In infectious disease, Dar referenced data presented at CROI from 16 patients in the multiple ascending dose portion of the HIV study. He said two findings emerged: the treatment was well tolerated and showed a dose-dependent antiviral effect, with higher target doses showing a delay in viral rebound after stopping both the study drug and antiretroviral therapy. Dar said the company is evaluating higher doses and expects additional dose-escalation data in the second half of 2026. Jallal also noted that the company presented encouraging phase I results for its hepatitis B candidate at AASLD.
In autoimmunity, Jallal said Immunocore submitted a CTA for its type 1 diabetes program and expects to dose the first patient in a phase I study in the first half of 2026. Dar said the company is advancing two autoimmune candidates, including IMC-S118AI for type 1 diabetes and IMC-U120AI for atopic dermatitis. Discussing early evaluation in type 1 diabetes, management pointed to assessing target engagement and using C-peptide as a surrogate for efficacy to determine early whether the approach has the potential to be active before larger studies.
Expenses and balance sheet: cash grew to $864 million
Coy said operating expenses increased in 2025 as the company invested in its phase III trials and earlier-stage programs, including preparations to initiate clinical studies in autoimmunity.
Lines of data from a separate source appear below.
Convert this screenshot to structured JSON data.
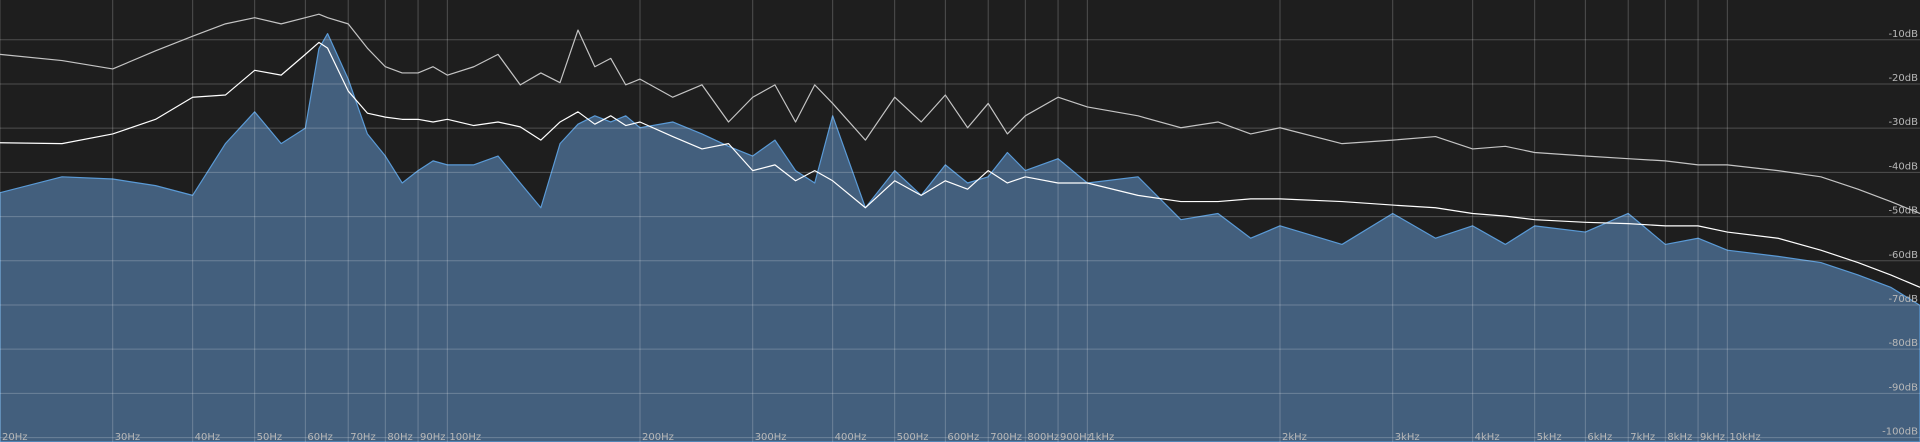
{
  "chart_data": {
    "type": "line",
    "x_scale": "log",
    "grid": true,
    "background": "#1e1e1e",
    "x": [
      20,
      25,
      30,
      35,
      40,
      45,
      50,
      55,
      60,
      63,
      65,
      70,
      75,
      80,
      85,
      90,
      95,
      100,
      110,
      120,
      130,
      140,
      150,
      160,
      170,
      180,
      190,
      200,
      225,
      250,
      275,
      300,
      325,
      350,
      375,
      400,
      450,
      500,
      550,
      600,
      650,
      700,
      750,
      800,
      900,
      1000,
      1200,
      1400,
      1600,
      1800,
      2000,
      2500,
      3000,
      3500,
      4000,
      4500,
      5000,
      6000,
      7000,
      8000,
      9000,
      10000,
      12000,
      14000,
      16000,
      18000,
      20000
    ],
    "series": [
      {
        "type": "area",
        "color": "#5a9ad6",
        "fill": "#435f7d",
        "values": [
          -44.6,
          -41,
          -41.5,
          -43,
          -45.2,
          -33.5,
          -26.3,
          -33.5,
          -30,
          -12,
          -8.6,
          -18.9,
          -31.3,
          -36.3,
          -42.4,
          -39.6,
          -37.4,
          -38.3,
          -38.3,
          -36.3,
          -42.4,
          -48,
          -33.5,
          -29.1,
          -27.2,
          -28.6,
          -27.2,
          -29.9,
          -28.6,
          -31.3,
          -34.1,
          -36.3,
          -32.7,
          -39.6,
          -42.4,
          -27.2,
          -48,
          -39.6,
          -45.2,
          -38.3,
          -42.4,
          -41,
          -35.5,
          -39.6,
          -36.9,
          -42.4,
          -41,
          -50.7,
          -49.3,
          -54.9,
          -52.1,
          -56.3,
          -49.3,
          -54.9,
          -52.1,
          -56.3,
          -52.1,
          -53.5,
          -49.3,
          -56.3,
          -54.9,
          -57.6,
          -59,
          -60.4,
          -63.2,
          -66,
          -70.1
        ]
      },
      {
        "type": "line",
        "color": "#c4c4c4",
        "values": [
          -13.3,
          -14.7,
          -16.6,
          -12.5,
          -9.2,
          -6.4,
          -5,
          -6.4,
          -5,
          -4.2,
          -5,
          -6.4,
          -11.9,
          -16.1,
          -17.5,
          -17.5,
          -16.1,
          -18,
          -16.1,
          -13.3,
          -20.2,
          -17.5,
          -19.7,
          -7.8,
          -16.1,
          -14.2,
          -20.2,
          -18.9,
          -23,
          -20.2,
          -28.6,
          -23,
          -20.2,
          -28.6,
          -20.2,
          -24.4,
          -32.7,
          -23,
          -28.6,
          -22.5,
          -29.9,
          -24.4,
          -31.3,
          -27.2,
          -23,
          -25.2,
          -27.2,
          -29.9,
          -28.6,
          -31.3,
          -29.9,
          -33.5,
          -32.7,
          -31.9,
          -34.7,
          -34.1,
          -35.5,
          -36.3,
          -36.9,
          -37.4,
          -38.3,
          -38.3,
          -39.6,
          -41,
          -43.8,
          -46.6,
          -49.3
        ]
      },
      {
        "type": "line",
        "color": "#ffffff",
        "values": [
          -33.3,
          -33.5,
          -31.3,
          -28,
          -23,
          -22.5,
          -16.9,
          -18,
          -13.3,
          -10.6,
          -11.9,
          -21.6,
          -26.6,
          -27.5,
          -28,
          -28,
          -28.6,
          -28,
          -29.4,
          -28.6,
          -29.7,
          -32.7,
          -28.6,
          -26.3,
          -29.1,
          -27.2,
          -29.4,
          -28.6,
          -31.9,
          -34.7,
          -33.5,
          -39.6,
          -38.3,
          -41.9,
          -39.6,
          -41.9,
          -48,
          -41.9,
          -45.2,
          -41.9,
          -43.8,
          -39.6,
          -42.4,
          -41,
          -42.4,
          -42.4,
          -45.2,
          -46.6,
          -46.6,
          -46,
          -46,
          -46.6,
          -47.4,
          -48,
          -49.3,
          -49.9,
          -50.7,
          -51.3,
          -51.6,
          -52.1,
          -52.1,
          -53.5,
          -54.9,
          -57.6,
          -60.4,
          -63.2,
          -66
        ]
      }
    ],
    "xlim": [
      20,
      20000
    ],
    "ylim": [
      -101,
      -1
    ],
    "xticks": [
      {
        "value": 20,
        "label": "20Hz"
      },
      {
        "value": 30,
        "label": "30Hz"
      },
      {
        "value": 40,
        "label": "40Hz"
      },
      {
        "value": 50,
        "label": "50Hz"
      },
      {
        "value": 60,
        "label": "60Hz"
      },
      {
        "value": 70,
        "label": "70Hz"
      },
      {
        "value": 80,
        "label": "80Hz"
      },
      {
        "value": 90,
        "label": "90Hz"
      },
      {
        "value": 100,
        "label": "100Hz"
      },
      {
        "value": 200,
        "label": "200Hz"
      },
      {
        "value": 300,
        "label": "300Hz"
      },
      {
        "value": 400,
        "label": "400Hz"
      },
      {
        "value": 500,
        "label": "500Hz"
      },
      {
        "value": 600,
        "label": "600Hz"
      },
      {
        "value": 700,
        "label": "700Hz"
      },
      {
        "value": 800,
        "label": "800Hz"
      },
      {
        "value": 900,
        "label": "900Hz"
      },
      {
        "value": 1000,
        "label": "1kHz"
      },
      {
        "value": 2000,
        "label": "2kHz"
      },
      {
        "value": 3000,
        "label": "3kHz"
      },
      {
        "value": 4000,
        "label": "4kHz"
      },
      {
        "value": 5000,
        "label": "5kHz"
      },
      {
        "value": 6000,
        "label": "6kHz"
      },
      {
        "value": 7000,
        "label": "7kHz"
      },
      {
        "value": 8000,
        "label": "8kHz"
      },
      {
        "value": 9000,
        "label": "9kHz"
      },
      {
        "value": 10000,
        "label": "10kHz"
      }
    ],
    "yticks": [
      {
        "value": -10,
        "label": "-10dB"
      },
      {
        "value": -20,
        "label": "-20dB"
      },
      {
        "value": -30,
        "label": "-30dB"
      },
      {
        "value": -40,
        "label": "-40dB"
      },
      {
        "value": -50,
        "label": "-50dB"
      },
      {
        "value": -60,
        "label": "-60dB"
      },
      {
        "value": -70,
        "label": "-70dB"
      },
      {
        "value": -80,
        "label": "-80dB"
      },
      {
        "value": -90,
        "label": "-90dB"
      },
      {
        "value": -100,
        "label": "-100dB"
      }
    ]
  }
}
Looking to 2026, he expects R&D expenses to increase modestly year-over-year, but at a slower rate than in 2025. He described SG&A as only “marginally higher” in 2025 versus 2024 and said the company expects only incremental increases in 2026, driven by commercial preparations for a potential expansion of KIMMTRAK into cutaneous melanoma.
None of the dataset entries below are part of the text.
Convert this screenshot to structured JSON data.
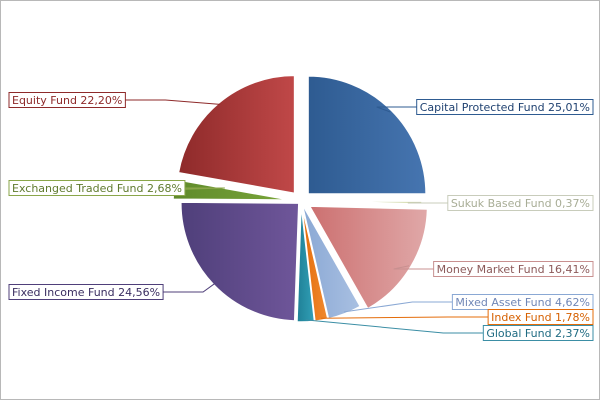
{
  "chart_data": {
    "type": "pie",
    "title": "",
    "slices": [
      {
        "label": "Capital Protected Fund",
        "value": 25.01,
        "value_text": "25,01%",
        "color": "#2e5b91",
        "color_light": "#4675b0",
        "text_color": "#1f4170",
        "border_color": "#2e5b91",
        "explode": true
      },
      {
        "label": "Sukuk Based Fund",
        "value": 0.37,
        "value_text": "0,37%",
        "color": "#b9c487",
        "color_light": "#cfd8a4",
        "text_color": "#a8ad96",
        "border_color": "#c8ccbb",
        "explode": false
      },
      {
        "label": "Money Market Fund",
        "value": 16.41,
        "value_text": "16,41%",
        "color": "#cc7070",
        "color_light": "#e0a8a8",
        "text_color": "#8c5a5a",
        "border_color": "#c89090",
        "explode": true
      },
      {
        "label": "Mixed Asset Fund",
        "value": 4.62,
        "value_text": "4,62%",
        "color": "#8aa8d4",
        "color_light": "#a9c0e2",
        "text_color": "#6f86b6",
        "border_color": "#8aa8d4",
        "explode": false
      },
      {
        "label": "Index Fund",
        "value": 1.78,
        "value_text": "1,78%",
        "color": "#e46c0a",
        "color_light": "#f08a30",
        "text_color": "#d66000",
        "border_color": "#e46c0a",
        "explode": false
      },
      {
        "label": "Global Fund",
        "value": 2.37,
        "value_text": "2,37%",
        "color": "#1f8096",
        "color_light": "#31a0b8",
        "text_color": "#1f6b82",
        "border_color": "#3b8ea5",
        "explode": false
      },
      {
        "label": "Fixed Income Fund",
        "value": 24.56,
        "value_text": "24,56%",
        "color": "#4f3f7a",
        "color_light": "#6f569a",
        "text_color": "#3a2e60",
        "border_color": "#4f3f7a",
        "explode": false
      },
      {
        "label": "Exchanged Traded Fund",
        "value": 2.68,
        "value_text": "2,68%",
        "color": "#5f8a2a",
        "color_light": "#7aa63b",
        "text_color": "#5f7a2e",
        "border_color": "#8aa64a",
        "explode": true
      },
      {
        "label": "Equity Fund",
        "value": 22.2,
        "value_text": "22,20%",
        "color": "#8e2a2a",
        "color_light": "#c04848",
        "text_color": "#8e2a2a",
        "border_color": "#8e2a2a",
        "explode": true
      }
    ],
    "start_direction": "12 o'clock",
    "direction": "clockwise",
    "legend": "callout labels"
  }
}
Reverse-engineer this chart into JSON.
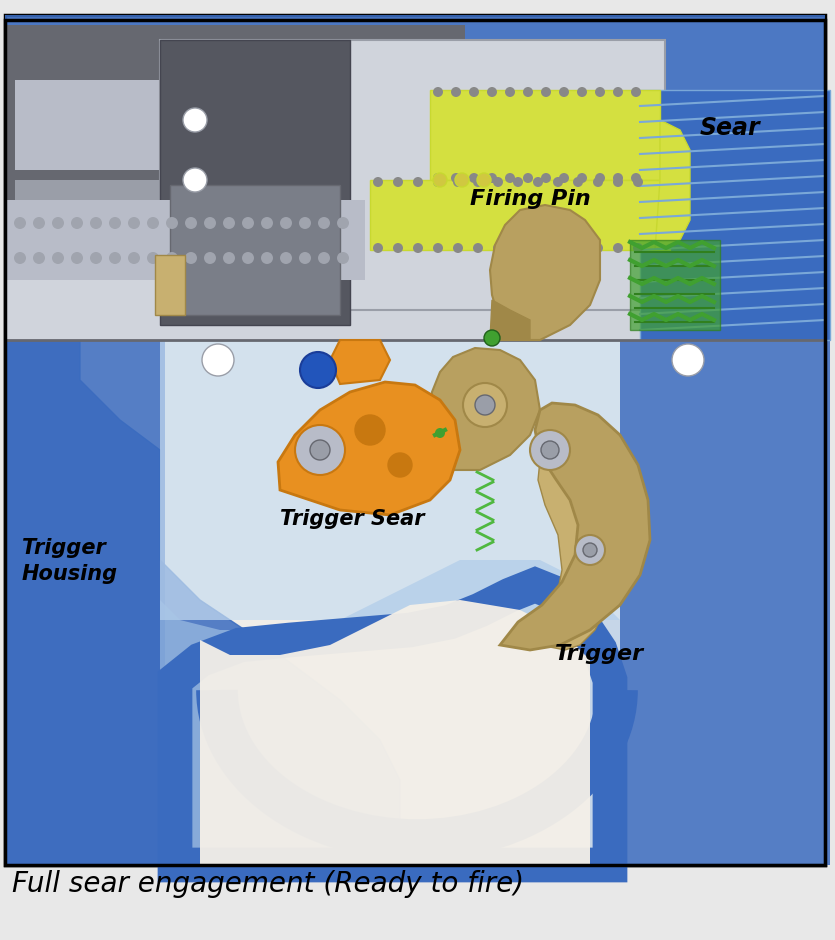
{
  "bg_color": "#e8e8e8",
  "diagram_bg": "#f0ede8",
  "border_color": "#000000",
  "title_text": "Full sear engagement (Ready to fire)",
  "labels": {
    "sear": "Sear",
    "firing_pin": "Firing Pin",
    "trigger_housing": "Trigger\nHousing",
    "trigger_sear": "Trigger Sear",
    "trigger": "Trigger"
  },
  "colors": {
    "blue_body": "#3a6bbf",
    "blue_light": "#7aa8d8",
    "blue_pale": "#aac8e8",
    "blue_very_pale": "#c8ddf0",
    "gray_dark": "#666870",
    "gray_medium": "#9a9ea8",
    "gray_light": "#b8bcc8",
    "gray_very_light": "#d0d4dc",
    "yellow_green": "#d4e040",
    "yellow_green2": "#c8d830",
    "gold": "#b8a060",
    "gold_dark": "#a08848",
    "gold_light": "#c8b070",
    "orange": "#e89020",
    "orange_dark": "#c87810",
    "green": "#40a030",
    "green_spring": "#50b840",
    "black": "#000000",
    "white": "#ffffff",
    "cream": "#f5f0e8"
  },
  "figure_width": 8.35,
  "figure_height": 9.4
}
On profitability trends, Coy said the company reduced its operating loss in 2025 because revenue grew faster than operating expenses. He also reported that Immunocore ended 2025 with approximately $864 million in cash and marketable securities, up more than $40 million from the prior year.
About Immunocore (NASDAQ:IMCR)
Immunocore plc is a clinical‐stage biotechnology company focused on the development of novel immunotherapies that harness the body’s own T‐cell response to treat cancer and infectious diseases. The company’s proprietary ImmTAC (immune mobilising monoclonal T‐cell receptors against cancer) platform utilizes engineered, soluble T‐cell receptor (TCR) molecules designed to recognise intracellular peptide–HLA complexes. By redirecting and activating T cells against disease‐associated targets, Immunocore aims to address malignancies and persistent viral infections with high unmet medical need.
The company’s most advanced candidate, tebentafusp, is a bispecific ImmTAC molecule that targets gp100, a melanoma‐associated antigen, and has received regulatory approval for the treatment of metastatic uveal melanoma.